Genevieve’s other obsession is shoes—she owns some 523 pairs. A special room contains her designer shoes along with the very first pair of black patent Mary Janes that her mother bought for her. This pair of shoes occupy a special place in her closet and in her heart. It is hard for her to admit the meaning that these shoes hold in her life.
However, there is one designer who refuses to provide shoes for her. She becomes obsessed with owning a pair of his creations. Ultimately, he does agree to design for her. As he measures her feet, she becomes almost orgasmic and begins to dream of making love with this, new exciting, man. As she gets entangled in the web of lies she tells to be with him, she finds that the literary world disappoints her.

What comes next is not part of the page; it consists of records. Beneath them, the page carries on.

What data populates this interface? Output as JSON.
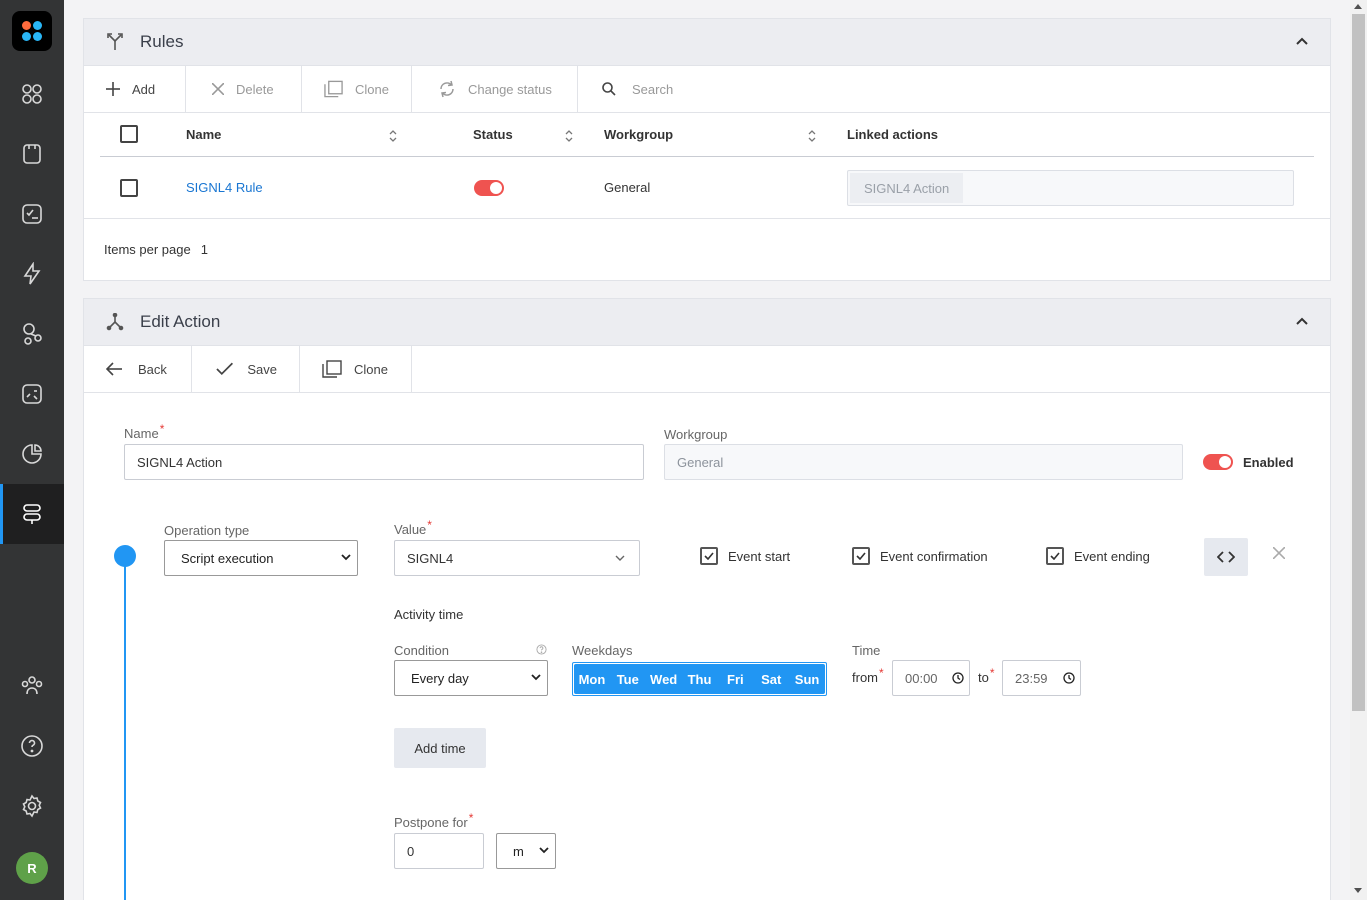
{
  "colors": {
    "accent": "#2196f3",
    "danger": "#ef5350",
    "sidebar": "#333435"
  },
  "sidebar": {
    "items": [
      {
        "icon": "dashboard-icon"
      },
      {
        "icon": "devices-icon"
      },
      {
        "icon": "checklist-icon"
      },
      {
        "icon": "events-lightning-icon"
      },
      {
        "icon": "topology-icon"
      },
      {
        "icon": "reports-icon"
      },
      {
        "icon": "statistics-pie-icon"
      },
      {
        "icon": "rules-icon"
      },
      {
        "icon": "users-icon"
      },
      {
        "icon": "help-icon"
      },
      {
        "icon": "settings-gear-icon"
      }
    ],
    "avatar_letter": "R"
  },
  "rules": {
    "title": "Rules",
    "toolbar": {
      "add": "Add",
      "delete": "Delete",
      "clone": "Clone",
      "change_status": "Change status",
      "search": "Search"
    },
    "columns": {
      "name": "Name",
      "status": "Status",
      "workgroup": "Workgroup",
      "linked": "Linked actions"
    },
    "rows": [
      {
        "name": "SIGNL4 Rule",
        "status": "enabled",
        "workgroup": "General",
        "linked": "SIGNL4 Action"
      }
    ],
    "items_per_page_label": "Items per page",
    "items_per_page": "1"
  },
  "edit_action": {
    "title": "Edit Action",
    "toolbar": {
      "back": "Back",
      "save": "Save",
      "clone": "Clone"
    },
    "name_label": "Name",
    "name_value": "SIGNL4 Action",
    "workgroup_label": "Workgroup",
    "workgroup_value": "General",
    "enabled_label": "Enabled",
    "operation_type_label": "Operation type",
    "operation_type_value": "Script execution",
    "value_label": "Value",
    "value_value": "SIGNL4",
    "event_start": "Event start",
    "event_confirmation": "Event confirmation",
    "event_ending": "Event ending",
    "activity_time_label": "Activity time",
    "condition_label": "Condition",
    "condition_value": "Every day",
    "weekdays_label": "Weekdays",
    "weekdays": [
      "Mon",
      "Tue",
      "Wed",
      "Thu",
      "Fri",
      "Sat",
      "Sun"
    ],
    "time_label": "Time",
    "from_label": "from",
    "from_value": "00:00",
    "to_label": "to",
    "to_value": "23:59",
    "add_time": "Add time",
    "postpone_label": "Postpone for",
    "postpone_value": "0",
    "postpone_unit": "m"
  }
}
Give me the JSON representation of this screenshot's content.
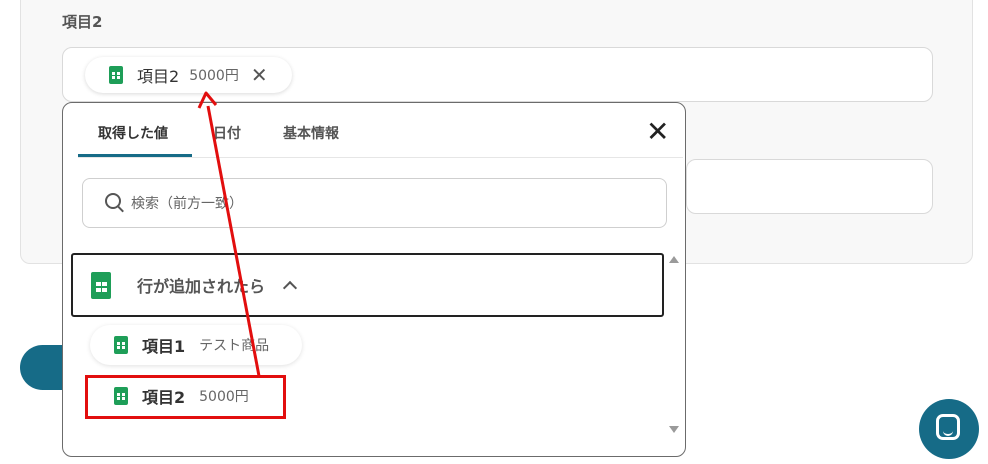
{
  "field": {
    "label": "項目2"
  },
  "chip": {
    "name": "項目2",
    "value": "5000円",
    "remove_glyph": "✕",
    "icon": "spreadsheet-icon"
  },
  "dropdown": {
    "tabs": [
      {
        "label": "取得した値",
        "active": true
      },
      {
        "label": "日付",
        "active": false
      },
      {
        "label": "基本情報",
        "active": false
      }
    ],
    "close_glyph": "✕",
    "search": {
      "placeholder": "検索（前方一致）"
    },
    "group": {
      "title": "行が追加されたら",
      "expanded": true,
      "icon": "spreadsheet-icon"
    },
    "items": [
      {
        "name": "項目1",
        "value": "テスト商品",
        "icon": "spreadsheet-icon"
      },
      {
        "name": "項目2",
        "value": "5000円",
        "icon": "spreadsheet-icon",
        "highlighted": true
      }
    ]
  },
  "colors": {
    "accent": "#166b87",
    "annotation": "#e20e0e",
    "sheet_green": "#1e9e58"
  }
}
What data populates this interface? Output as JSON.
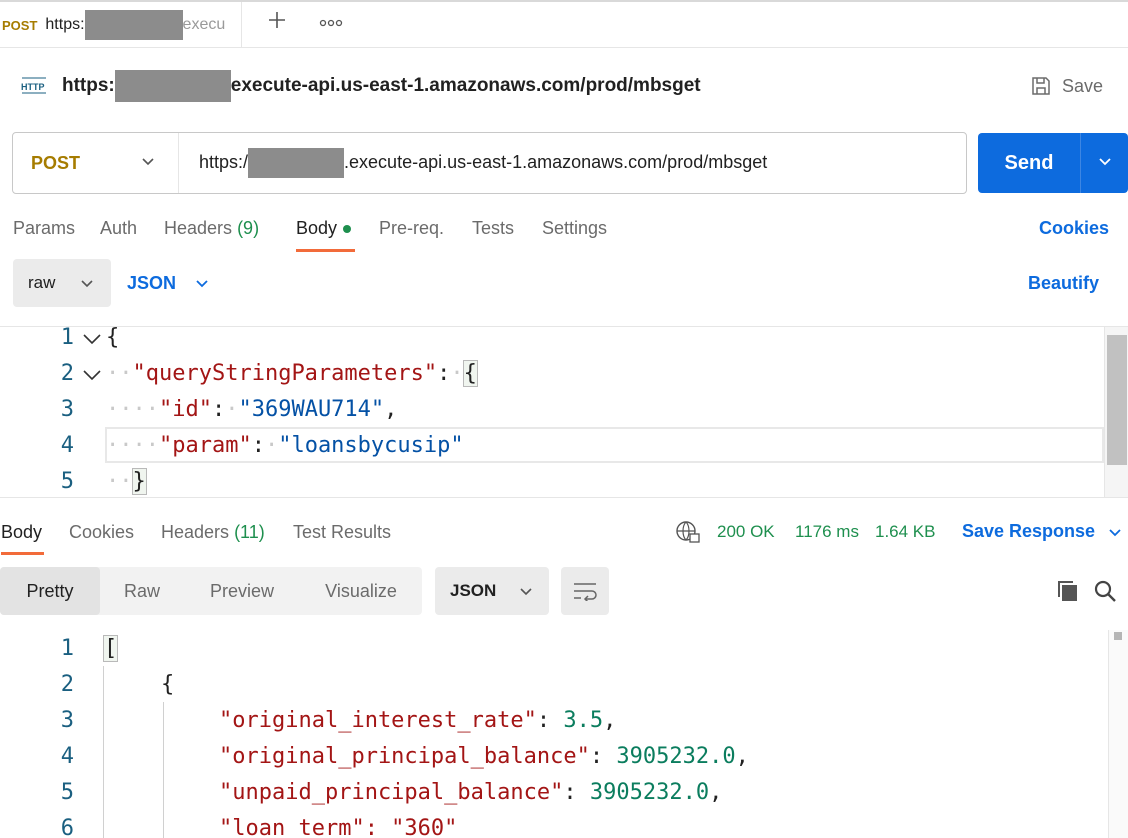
{
  "tab": {
    "method": "POST",
    "url_prefix": "https:",
    "url_suffix": "execu"
  },
  "request": {
    "title_prefix": "https:",
    "title_suffix": "execute-api.us-east-1.amazonaws.com/prod/mbsget",
    "save_label": "Save",
    "method": "POST",
    "url_prefix": "https:/",
    "url_suffix": ".execute-api.us-east-1.amazonaws.com/prod/mbsget",
    "send_label": "Send",
    "tabs": [
      {
        "label": "Params"
      },
      {
        "label": "Auth"
      },
      {
        "label": "Headers",
        "count": "(9)"
      },
      {
        "label": "Body"
      },
      {
        "label": "Pre-req."
      },
      {
        "label": "Tests"
      },
      {
        "label": "Settings"
      }
    ],
    "cookies_label": "Cookies",
    "body_mode": "raw",
    "body_language": "JSON",
    "beautify_label": "Beautify",
    "body_lines": [
      "1",
      "2",
      "3",
      "4",
      "5"
    ],
    "body_code": {
      "open": "{",
      "key1": "\"queryStringParameters\"",
      "key2": "\"id\"",
      "val2": "\"369WAU714\"",
      "key3": "\"param\"",
      "val3": "\"loansbycusip\"",
      "close": "}"
    }
  },
  "response": {
    "tabs": [
      {
        "label": "Body"
      },
      {
        "label": "Cookies"
      },
      {
        "label": "Headers",
        "count": "(11)"
      },
      {
        "label": "Test Results"
      }
    ],
    "status": "200 OK",
    "time": "1176 ms",
    "size": "1.64 KB",
    "save_response_label": "Save Response",
    "views": [
      "Pretty",
      "Raw",
      "Preview",
      "Visualize"
    ],
    "format": "JSON",
    "lines": [
      "1",
      "2",
      "3",
      "4",
      "5",
      "6"
    ],
    "code": {
      "open_bracket": "[",
      "open_brace": "{",
      "f1_key": "\"original_interest_rate\"",
      "f1_val": "3.5",
      "f2_key": "\"original_principal_balance\"",
      "f2_val": "3905232.0",
      "f3_key": "\"unpaid_principal_balance\"",
      "f3_val": "3905232.0",
      "f4_partial": "\"loan_term\": \"360\""
    }
  },
  "colors": {
    "accent": "#0d6bde",
    "method": "#a67c00",
    "success": "#1e8f4e",
    "tab_underline": "#f26b3a"
  }
}
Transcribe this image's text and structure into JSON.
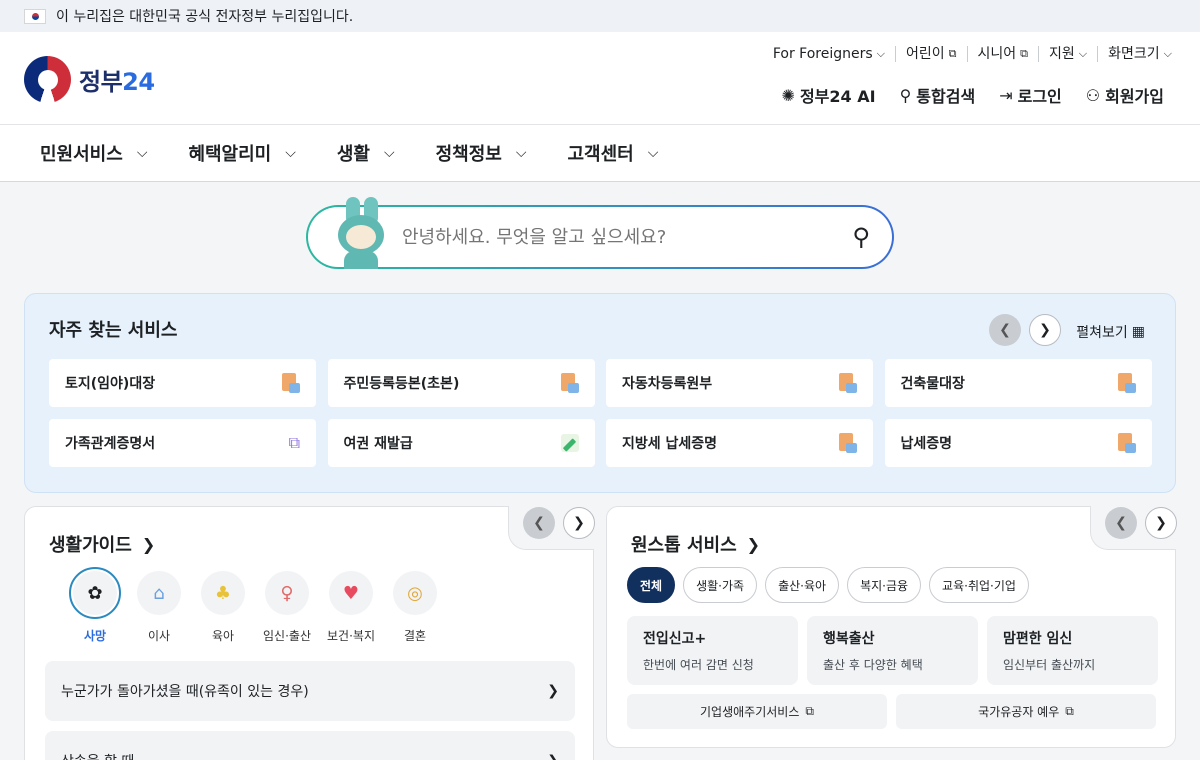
{
  "topbar": {
    "notice": "이 누리집은 대한민국 공식 전자정부 누리집입니다."
  },
  "logo": {
    "text_main": "정부",
    "text_num": "24"
  },
  "util": [
    {
      "label": "For Foreigners",
      "icon": "chevron-down-icon"
    },
    {
      "label": "어린이",
      "icon": "external-link-icon"
    },
    {
      "label": "시니어",
      "icon": "external-link-icon"
    },
    {
      "label": "지원",
      "icon": "chevron-down-icon"
    },
    {
      "label": "화면크기",
      "icon": "chevron-down-icon"
    }
  ],
  "actions": {
    "ai": "정부24 AI",
    "search": "통합검색",
    "login": "로그인",
    "signup": "회원가입"
  },
  "nav": [
    "민원서비스",
    "혜택알리미",
    "생활",
    "정책정보",
    "고객센터"
  ],
  "search": {
    "placeholder": "안녕하세요. 무엇을 알고 싶으세요?"
  },
  "frequent": {
    "title": "자주 찾는 서비스",
    "expand": "펼쳐보기",
    "items": [
      {
        "label": "토지(임야)대장",
        "icon": "document-icon"
      },
      {
        "label": "주민등록등본(초본)",
        "icon": "document-icon"
      },
      {
        "label": "자동차등록원부",
        "icon": "document-icon"
      },
      {
        "label": "건축물대장",
        "icon": "document-icon"
      },
      {
        "label": "가족관계증명서",
        "icon": "external-link-icon"
      },
      {
        "label": "여권 재발급",
        "icon": "pen-icon"
      },
      {
        "label": "지방세 납세증명",
        "icon": "document-icon"
      },
      {
        "label": "납세증명",
        "icon": "document-icon"
      }
    ]
  },
  "life_guide": {
    "title": "생활가이드",
    "categories": [
      {
        "label": "사망",
        "selected": true
      },
      {
        "label": "이사",
        "selected": false
      },
      {
        "label": "육아",
        "selected": false
      },
      {
        "label": "임신·출산",
        "selected": false
      },
      {
        "label": "보건·복지",
        "selected": false
      },
      {
        "label": "결혼",
        "selected": false
      }
    ],
    "rows": [
      "누군가가 돌아가셨을 때(유족이 있는 경우)",
      "상속을 할 때"
    ]
  },
  "onestop": {
    "title": "원스톱 서비스",
    "tabs": [
      "전체",
      "생활·가족",
      "출산·육아",
      "복지·금융",
      "교육·취업·기업"
    ],
    "items": [
      {
        "title": "전입신고+",
        "sub": "한번에 여러 감면 신청"
      },
      {
        "title": "행복출산",
        "sub": "출산 후 다양한 혜택"
      },
      {
        "title": "맘편한 임신",
        "sub": "임신부터 출산까지"
      }
    ],
    "links": [
      "기업생애주기서비스",
      "국가유공자 예우"
    ]
  }
}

She is forced to confront the emptiness and shallowness of her elaborately designed life and the dark secret of her past—her unwanted pregnancy so many years ago. This secret almost destroys her until the elusive shoe designer, Zachari, awakens her to a passion she never imagined. She is willing to sacrifice anything to be with him.
When her husband announces he wants to have a child, it forces her to accept that she abhors everything about him, especially his touch. She must escape him now, too, as she once had to escape her father. She asks Zachari, who is now her lover, to run away with her. But he does not show up at their rendezvous. She swallows her pride to seek him out, only to find that his life is more convoluted than hers. She then accepts that she must give him up.
Genevieve is forced to make some decisions about her life. She can never be happy back in England with her father, and she can not go back to her boring husband. While she’d never be a poet, she was a decent patron of the arts and a talented caricature artist. She decides that Paris is where her future lies. A future without a man to lean on.
The author weaves all segments together without interrupting the descent into the abyss Genevieve is creating in her search for herself in the guise of her search for creativity. Genevieve’s acceptance of who she really is propels the reader to understand how her past influenced her present and future. The Shoe Queen is a marvelous read that gets better with each chapter.